Blood transfusions are extremely common in the United States. Some of the typical reasons for transfusions include prevention of anemia and improving oxygen delivery in heart failure.

Blumberg has been a long-time advocate for fewer transfusions and, when they are necessary, for using blood from which the donor's white cells have been removed. This process, called leukoreduction, is believed to diminish the chances of infection and inflammation, research has shown.

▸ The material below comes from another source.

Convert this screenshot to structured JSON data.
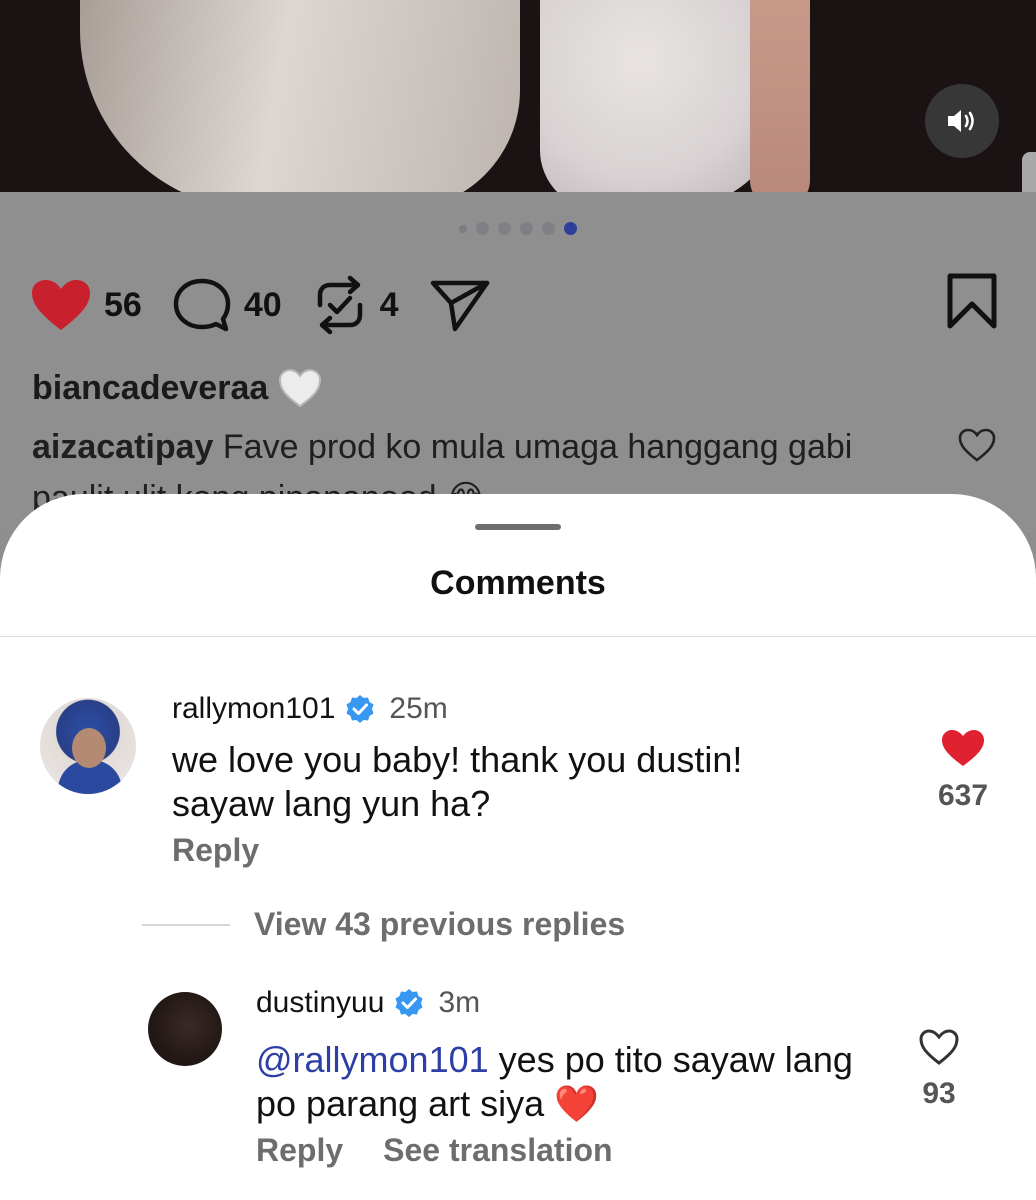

"Blood transfusions are certainly necessary in life-threatening situations," Blumberg said. "But this study and other studies confirm they should be a last resort, not a first resort, as they often are."

For decades the URMC has been a leader in the study of blood transfusions, and Strong Memorial Hospital at URMC was among the first in the country to begin using leukoreduced blood for all its patients.

More recently, a team at Strong began to further refine the guidelines for blood transfusion. As a result the hospital has already seen a 10 to 15 percent drop in transfusions during the past six months. The improvement program is still in its early stages, and Blumberg said they will closely monitor the use of transfusions at Strong in the coming months.